I was killing time around KL yesterday. I had to wait for some dude to confirm a meeting after it got delayed. I decided to visit a friend nearby for a quick coffee. She's specializes in palmistry and numerology. I never really paid interest in what she did, just comfortable enough to know how she made her living but not really wanting to know in depth at her trade.
We chatted for a while and then I followed her back to her shop to just browse about. Suddenly I was curious. There were charts, a calculator and a note book on her table. I asked her how she got by as there seemed to be zero customers.
She looked at me funny. "Chindy, you do know I'm quite well known? I mainly do personal consultancy at homes and most of the time it's over the internet. My clients are in Europe and some in the States."
"My dear, I am quite OK. Dont worry. I've been doing this for 10 years"
"Really? Hmmm... Hey how much to read me?"
"Depends on what you want. I can do either a health, business or love reading. Each one is RM138."
"Do business for me?"
I can't remember ever getting into my fortune told ever in the past except when my mum took me to see her regular Indian numerologist about 5 years back. It was something she wanted so I placated her by going. A lot of us believe in our future foretold in the pages books written by monks centuries ago, or the ancient art of palmistry OR if you're drunk at noon outside a Seremban coffee shop you will let a little budgerigar bird pick a playing card from a deck that will tell some tales of your fortune.
There were some slight miscommunication. I don't claim to understand this craft. I do know there is something to it. The miscommunication seemed to come about when she tried to interpret vibes or feelings from my hands.
"It's funny, on the outside you're so outdoorsy and gung ho but inside you're timid." she said a bit confused.
"eh....? wtf..." I normally keep an open mind. I've paid my money so I'm not going to distrust the words of the person I entrusted my money to read me. But all the while i was trying to match me going after people on a futsal or football pitch who've wronged me with the word 'timid'.
"yeah you're so timid. Its like you travel everywhere but you always come back to your center. maybe your home or your hometown. That's where your heart lies."
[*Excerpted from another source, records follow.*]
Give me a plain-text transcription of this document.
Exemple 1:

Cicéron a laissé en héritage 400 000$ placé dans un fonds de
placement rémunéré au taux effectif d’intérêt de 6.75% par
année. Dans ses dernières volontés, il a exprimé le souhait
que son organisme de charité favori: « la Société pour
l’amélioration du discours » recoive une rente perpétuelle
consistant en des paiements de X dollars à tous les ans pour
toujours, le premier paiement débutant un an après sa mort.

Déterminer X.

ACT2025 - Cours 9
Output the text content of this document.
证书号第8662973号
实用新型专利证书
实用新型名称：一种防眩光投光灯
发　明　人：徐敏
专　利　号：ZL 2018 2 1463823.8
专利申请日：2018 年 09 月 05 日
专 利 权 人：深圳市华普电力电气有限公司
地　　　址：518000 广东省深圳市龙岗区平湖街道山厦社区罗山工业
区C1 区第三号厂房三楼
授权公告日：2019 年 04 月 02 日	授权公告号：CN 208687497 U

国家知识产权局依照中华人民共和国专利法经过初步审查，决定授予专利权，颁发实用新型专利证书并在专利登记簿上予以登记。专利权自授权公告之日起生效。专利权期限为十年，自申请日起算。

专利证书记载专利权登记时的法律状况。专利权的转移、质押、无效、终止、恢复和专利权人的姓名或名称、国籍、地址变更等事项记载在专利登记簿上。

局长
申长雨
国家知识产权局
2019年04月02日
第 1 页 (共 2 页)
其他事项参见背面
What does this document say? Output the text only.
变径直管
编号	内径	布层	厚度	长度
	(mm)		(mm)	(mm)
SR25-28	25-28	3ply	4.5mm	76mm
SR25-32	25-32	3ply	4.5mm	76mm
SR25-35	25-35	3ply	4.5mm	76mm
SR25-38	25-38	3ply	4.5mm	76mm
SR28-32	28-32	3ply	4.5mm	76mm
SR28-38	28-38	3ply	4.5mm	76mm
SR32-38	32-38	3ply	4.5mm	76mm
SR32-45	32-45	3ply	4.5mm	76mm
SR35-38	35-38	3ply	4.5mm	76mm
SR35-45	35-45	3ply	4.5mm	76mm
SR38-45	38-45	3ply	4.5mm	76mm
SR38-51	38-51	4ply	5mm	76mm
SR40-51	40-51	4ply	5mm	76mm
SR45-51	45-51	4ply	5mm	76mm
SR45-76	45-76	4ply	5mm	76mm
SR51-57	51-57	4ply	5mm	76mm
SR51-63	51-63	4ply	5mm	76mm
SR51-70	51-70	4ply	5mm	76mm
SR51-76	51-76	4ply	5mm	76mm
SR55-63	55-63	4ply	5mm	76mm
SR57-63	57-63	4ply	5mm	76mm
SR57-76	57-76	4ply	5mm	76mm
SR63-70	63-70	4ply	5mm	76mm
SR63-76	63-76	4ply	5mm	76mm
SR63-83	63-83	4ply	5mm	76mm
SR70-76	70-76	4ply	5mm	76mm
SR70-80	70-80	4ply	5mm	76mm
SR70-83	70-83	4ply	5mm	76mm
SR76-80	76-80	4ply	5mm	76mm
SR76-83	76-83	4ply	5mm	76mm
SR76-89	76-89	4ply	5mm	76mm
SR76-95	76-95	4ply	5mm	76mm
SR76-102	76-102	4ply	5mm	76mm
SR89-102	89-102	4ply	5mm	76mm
"yeah.... um wait you mean timid means always coming back to my home?"
"yes, yes, you always yearn for your comfort zone.."
"Oooohhhh.... OK." Mentally I replace 'timid' with 'unadventurous to leave home/no long term plans to go abroad'. Till i find a better word for it.
"Oh....no one should mess with people you care for." she looks like me very seriously.
"yeah what, that's normal right."
"No Chindy, you will do whatever it take to protect them. No matter how extreme."
".............." I'm trying to imagine what the hell I would do in those circumstances. Admantium claws pop out of my hands? I turn green and rip my factory outlet boxers? Or just switch on my laptop and post an angry rant on this blog?
"You must make plans to have business outside these lands. This place may not have anything for you in the future."
"You've been dealing with a lot of people whom waste your time. Whenever you help people they in return suck your energy"
"You can give unconditionally. You could keep giving for as long as possible to someone who would not even care for you as long as you cared for her" (yeah we slipped into 'relationship reading' for a bit - no charge :)
"You've given up on your creativity Chindy. You used to live by your heart, now you've let you mind take over. Please Chindy let your creativity come back."
So what are these readings? Not quite the mumbo jumbo to unbelievers but there is something that binds us together. It's the Force, the Matrix and the One Ring combined. It's the chemistry between two people talking across the table for the first time, it's vibes and energy that revolves from within and without between plant, mammals and sometimes even politicians.
Well, what do I say to that? She didn't know about that 9 year relationship that crashed and burnt even after i knew that i loved her more than she cared for me?
And as I've mentioned I've strong gut feelings (being a Jedi that wrestles bears before breakfast and all). I may not necessarily listen to it all the time but I SOMETIME work on it.
Whatever she said corresponded to what my gut has been pleading me to do over the past one year. - I'm already planning at least one small investment abroad. Its nothing major. Even an investment into a chicken rice stall in Bali is enough (Nex! that was why I was pushing for Bali!). That dream about that bar my the beach is not some stupid yearning. I want that but am willing to compromise on it. A five foot way counter selling illegal moonshine can suffice.
I've already been putting together a rough plan to harness this so called 'creativity'. The writing for magazines has taken on a more fulfilling challenge. New magazines and new editors now keep me on my toes. Its still a hobby though. As this blog still slums around mediocrity and that fat arse Kenny Sia rings in the millions, I am resigned to the fact that it will be tough to get 20,000 hits a day. There are not that many smart people in Malaysia :P To resort to those numbers I would have to resort to posting naked pictures of politicians who make stupid remarks. And in Malaysia this could be a daily affair( wft man, giving mat rempits pilots licenses????? Andres - Mat rempits - coward biker gangs who prey on the weak)
And yes, friends have used me. I've cut them out. Some just drain my energy through sheer complacency and indifference. I've had to bail out so many idiots in the past that I am drained. The Good Samaritan quota is done. Fin. The next time you need some shit go see someone else. The Chindy Charity ended last year.
So anyway. It was an interesting half hour spent. I might go back for a health reading. Or should I do LOVE?